Am I going to sound like a hyperchondriac if I tell my GP about the “tired cough” I’ve had since I’ve been ill with ME and how I get breathless when I do too much and please can I have a referral for a chest xray to see if I have sarcoidosis?
And I’ve never mentioned it because it doesn’t seem to fit with ME but fatigue, headaches and cough were my first symptoms?
Yep I’m going to sound like a hyperchondriac.
But something about this story in the Telegraph, then subsequent reading about scardoisis, has made me sit with my mouth hung open thinking it could all fit.
“‘It’s possible you have a disease called sarcoidosis,’ the physician told me. I think he was enjoying the detective work, and I felt the same. Sarcoid (doctors use the short name), which sounds like something you might catch from the French president, is an inflammatory disease in which granulomas (clusters of immune cells) appear, most often in the lungs or the lymph nodes, though they can be found in almost any organ. In some cases there are no symptoms at all; in others, all sorts of debilitating disruption is caused.”

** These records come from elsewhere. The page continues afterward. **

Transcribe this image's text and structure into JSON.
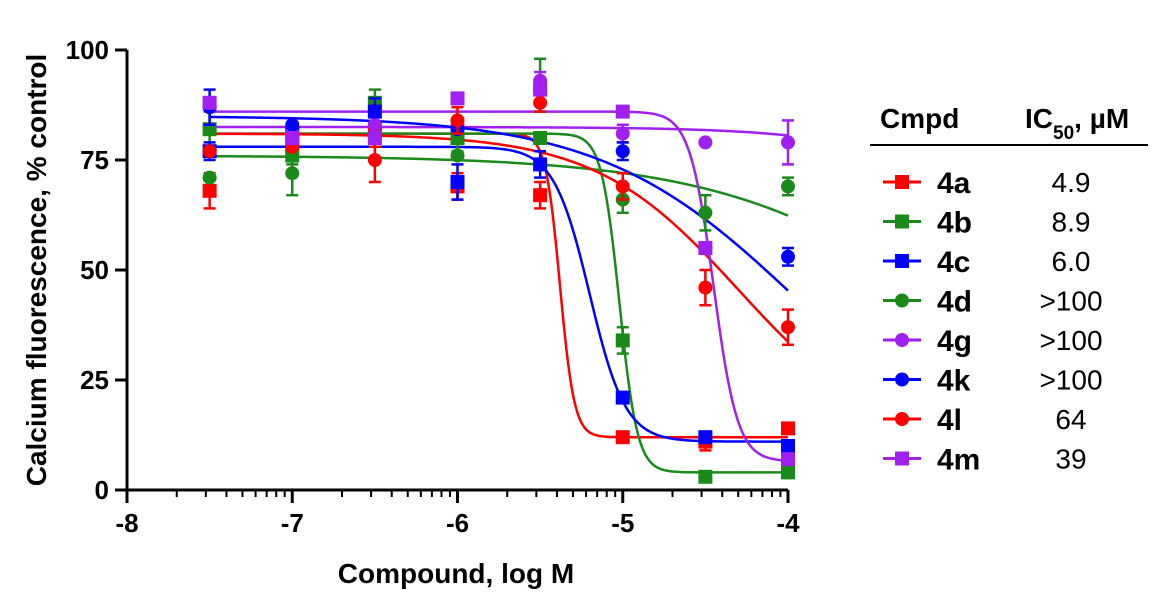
{
  "chart_data": {
    "type": "scatter",
    "xlabel": "Compound, log M",
    "ylabel": "Calcium fluorescence, % control",
    "xlim": [
      -8,
      -4
    ],
    "ylim": [
      0,
      100
    ],
    "x_ticks": [
      "-8",
      "-7",
      "-6",
      "-5",
      "-4"
    ],
    "y_ticks": [
      "0",
      "25",
      "50",
      "75",
      "100"
    ],
    "x_scale": "log concentration with minor decade ticks",
    "legend": {
      "placement": "right",
      "header_name": "Cmpd",
      "header_value_main": "IC",
      "header_value_sub": "50",
      "header_value_unit": ", µM"
    },
    "series": [
      {
        "name": "4a",
        "ic50": "4.9",
        "color": "#ff0000",
        "marker": "square",
        "x": [
          -7.5,
          -7,
          -6.5,
          -6,
          -5.5,
          -5,
          -4.5,
          -4
        ],
        "y": [
          68,
          78,
          82,
          69,
          67,
          12,
          11,
          14
        ],
        "err": [
          4,
          0,
          4,
          3,
          3,
          0,
          2,
          0
        ],
        "fit": {
          "top": 81,
          "bottom": 12,
          "logec50": -5.38,
          "hill": 10
        }
      },
      {
        "name": "4b",
        "ic50": "8.9",
        "color": "#1a8a1a",
        "marker": "square",
        "x": [
          -7.5,
          -7,
          -6.5,
          -6,
          -5.5,
          -5,
          -4.5,
          -4
        ],
        "y": [
          82,
          76,
          88,
          80,
          80,
          34,
          3,
          4
        ],
        "err": [
          4,
          2,
          3,
          3,
          0,
          3,
          0,
          0
        ],
        "fit": {
          "top": 81,
          "bottom": 4,
          "logec50": -5.02,
          "hill": 8
        }
      },
      {
        "name": "4c",
        "ic50": "6.0",
        "color": "#0000ff",
        "marker": "square",
        "x": [
          -7.5,
          -7,
          -6.5,
          -6,
          -5.5,
          -5,
          -4.5,
          -4
        ],
        "y": [
          77,
          81,
          86,
          70,
          74,
          21,
          12,
          10
        ],
        "err": [
          2,
          2,
          3,
          4,
          3,
          0,
          0,
          0
        ],
        "fit": {
          "top": 78,
          "bottom": 11,
          "logec50": -5.2,
          "hill": 4
        }
      },
      {
        "name": "4d",
        "ic50": ">100",
        "color": "#1a8a1a",
        "marker": "circle",
        "x": [
          -7.5,
          -7,
          -6.5,
          -6,
          -5.5,
          -5,
          -4.5,
          -4
        ],
        "y": [
          71,
          72,
          80,
          76,
          92,
          66,
          63,
          69
        ],
        "err": [
          0,
          5,
          0,
          0,
          6,
          3,
          4,
          2
        ],
        "fit": {
          "top": 76,
          "bottom": 0,
          "logec50": -2.9,
          "hill": 0.6
        }
      },
      {
        "name": "4g",
        "ic50": ">100",
        "color": "#a020f0",
        "marker": "circle",
        "x": [
          -7.5,
          -7,
          -6.5,
          -6,
          -5.5,
          -5,
          -4.5,
          -4
        ],
        "y": [
          87,
          81,
          83,
          83,
          93,
          81,
          79,
          79
        ],
        "err": [
          0,
          0,
          0,
          0,
          2,
          2,
          0,
          5
        ],
        "fit": {
          "top": 82.5,
          "bottom": 0,
          "logec50": -2.2,
          "hill": 0.9
        }
      },
      {
        "name": "4k",
        "ic50": ">100",
        "color": "#0000ff",
        "marker": "circle",
        "x": [
          -7.5,
          -7,
          -6.5,
          -6,
          -5.5,
          -5,
          -4.5,
          -4
        ],
        "y": [
          87,
          83,
          86,
          82,
          91,
          77,
          55,
          53
        ],
        "err": [
          4,
          0,
          0,
          0,
          0,
          2,
          0,
          2
        ],
        "fit": {
          "top": 85,
          "bottom": 0,
          "logec50": -3.92,
          "hill": 0.72
        }
      },
      {
        "name": "4l",
        "ic50": "64",
        "color": "#ff0000",
        "marker": "circle",
        "x": [
          -7.5,
          -7,
          -6.5,
          -6,
          -5.5,
          -5,
          -4.5,
          -4
        ],
        "y": [
          77,
          78,
          75,
          84,
          88,
          69,
          46,
          37
        ],
        "err": [
          0,
          0,
          5,
          3,
          2,
          3,
          4,
          4
        ],
        "fit": {
          "top": 81,
          "bottom": 10,
          "logec50": -4.3,
          "hill": 1.0
        }
      },
      {
        "name": "4m",
        "ic50": "39",
        "color": "#a020f0",
        "marker": "square",
        "x": [
          -7.5,
          -7,
          -6.5,
          -6,
          -5.5,
          -5,
          -4.5,
          -4
        ],
        "y": [
          88,
          80,
          80,
          89,
          91,
          86,
          55,
          7
        ],
        "err": [
          0,
          0,
          0,
          0,
          0,
          0,
          0,
          0
        ],
        "fit": {
          "top": 86,
          "bottom": 6.5,
          "logec50": -4.45,
          "hill": 6
        }
      }
    ]
  }
}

Now I know there’s a list of things I’ve wondered about in the past. The list of stuff others with ME have eventually been diagnosed with, the “do I actually have …” list.
Behcets Disease, Celiac, Chairi Malformation, Chlamydia Pneumoniae, Hypereosinophilic Syndrome, Kleine-Levin Syndrome, Orthostatic Intolerance, Polycthaemia, EDS and more. Actually I really wonder about Chairi Malformation and OI- the others don’t fit so well. But now I can add Sarcoidosis to the list.
The fact that there is little in the way of tests that are readily accessible on the NHS doesn’t help. So many conditions considered rare (so your GP says “oh no that’s incredibly rare, I doubt you have that”) makes me wonder how rare they would be if people as ill as me could just access the tests.
The silver lining (?) here is that there are limited treatments for sarcoidosis although Prednisolone is effect for a lot of people – but that LDN can also be effective with sarcoidosis and I’m already taking that.
Sigh. What to do. I’ve been here before – when to bravely ask for a test/referral and to push or when to not.